A new report has found that many conversations on Twitter are heavily gender-biased towards men.

Researchers at the Swiss Federal Institute of Technology in Zurich used an algorithm to apply the Bechdel test, which measures bias in conversations between two members of the same gender, to real-life conversations on Twitter, and found that the service was heavily gender-biased towards males.

The study analysed American Twitter users who shared the link to a movie trailer on YouTube over six days, as well as users who tweeted with them over a longer period of time.

About 300 million tweets from around 170,000 users were analysed to create something like a long movie script which formed the basis of an 'interaction network'.

David Garcia, a researcher at the Chair of Systems Design at ETH Zurich, said, "I expected that on Twitter men would mention women in their conversations as often as women mentioned men."

"The analysis revealed a different picture: Twitter conversations among men featured fewer mentions of women," Garcia said.

"In turn, there were more conversations between female Twitter users that contained references to men than conversations without a male reference."

However, the researchers said that the tweets from students were much less biased against women. Tweets from fathers, on the other hand, were more gender biased, as they interacted less with female users and mentioned women less often even than childless men.

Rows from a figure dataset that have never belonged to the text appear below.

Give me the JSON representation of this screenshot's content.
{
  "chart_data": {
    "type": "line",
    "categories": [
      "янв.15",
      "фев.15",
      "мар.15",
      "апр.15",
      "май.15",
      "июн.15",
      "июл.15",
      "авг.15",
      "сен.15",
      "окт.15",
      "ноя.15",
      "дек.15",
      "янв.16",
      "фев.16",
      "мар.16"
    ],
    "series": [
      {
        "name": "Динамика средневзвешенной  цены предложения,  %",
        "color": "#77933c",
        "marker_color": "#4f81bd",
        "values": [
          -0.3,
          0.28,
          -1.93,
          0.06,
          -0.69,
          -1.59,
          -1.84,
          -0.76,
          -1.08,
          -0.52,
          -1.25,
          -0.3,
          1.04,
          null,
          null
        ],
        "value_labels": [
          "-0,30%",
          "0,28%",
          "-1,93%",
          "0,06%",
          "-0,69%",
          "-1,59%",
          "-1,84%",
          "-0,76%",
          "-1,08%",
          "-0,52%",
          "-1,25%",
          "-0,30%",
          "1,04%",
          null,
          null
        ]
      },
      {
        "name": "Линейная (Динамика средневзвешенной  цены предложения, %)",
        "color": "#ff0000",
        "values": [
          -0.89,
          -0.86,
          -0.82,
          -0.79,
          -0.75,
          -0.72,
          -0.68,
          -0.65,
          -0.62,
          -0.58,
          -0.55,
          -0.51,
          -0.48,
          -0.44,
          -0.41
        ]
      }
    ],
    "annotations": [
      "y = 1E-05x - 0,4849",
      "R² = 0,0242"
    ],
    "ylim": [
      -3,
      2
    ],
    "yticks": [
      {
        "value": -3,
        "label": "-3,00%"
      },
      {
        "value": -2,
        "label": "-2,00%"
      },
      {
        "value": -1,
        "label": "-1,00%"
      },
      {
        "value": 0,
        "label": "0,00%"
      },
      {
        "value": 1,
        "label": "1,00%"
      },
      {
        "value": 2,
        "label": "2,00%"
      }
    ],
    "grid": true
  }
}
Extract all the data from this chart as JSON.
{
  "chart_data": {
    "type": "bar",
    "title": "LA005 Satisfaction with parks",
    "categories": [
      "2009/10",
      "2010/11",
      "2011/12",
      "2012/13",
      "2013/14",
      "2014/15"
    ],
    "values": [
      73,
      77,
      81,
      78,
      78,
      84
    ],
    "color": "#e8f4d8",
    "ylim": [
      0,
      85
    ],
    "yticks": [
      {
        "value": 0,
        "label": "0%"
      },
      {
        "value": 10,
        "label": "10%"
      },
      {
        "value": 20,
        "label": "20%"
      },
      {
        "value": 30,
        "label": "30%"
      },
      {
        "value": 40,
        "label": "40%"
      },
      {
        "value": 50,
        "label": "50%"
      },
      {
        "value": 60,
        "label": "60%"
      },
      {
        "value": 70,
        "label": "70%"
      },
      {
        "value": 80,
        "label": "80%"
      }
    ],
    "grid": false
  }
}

"Possibly this is because fathers tend to be married while men without children may be married or single", Garcia added.

"It appears that Twitter is more male-biased. In comparison, conversations via Myspace, another social network, displayed less of a gender bias than those on Twitter, probably because conversations are more private on Myspace."

The Bechdel test is named after American cartoonist Alison Bechdel, and tests whether a work of fiction features at least two women who talk to each other about something other than a man.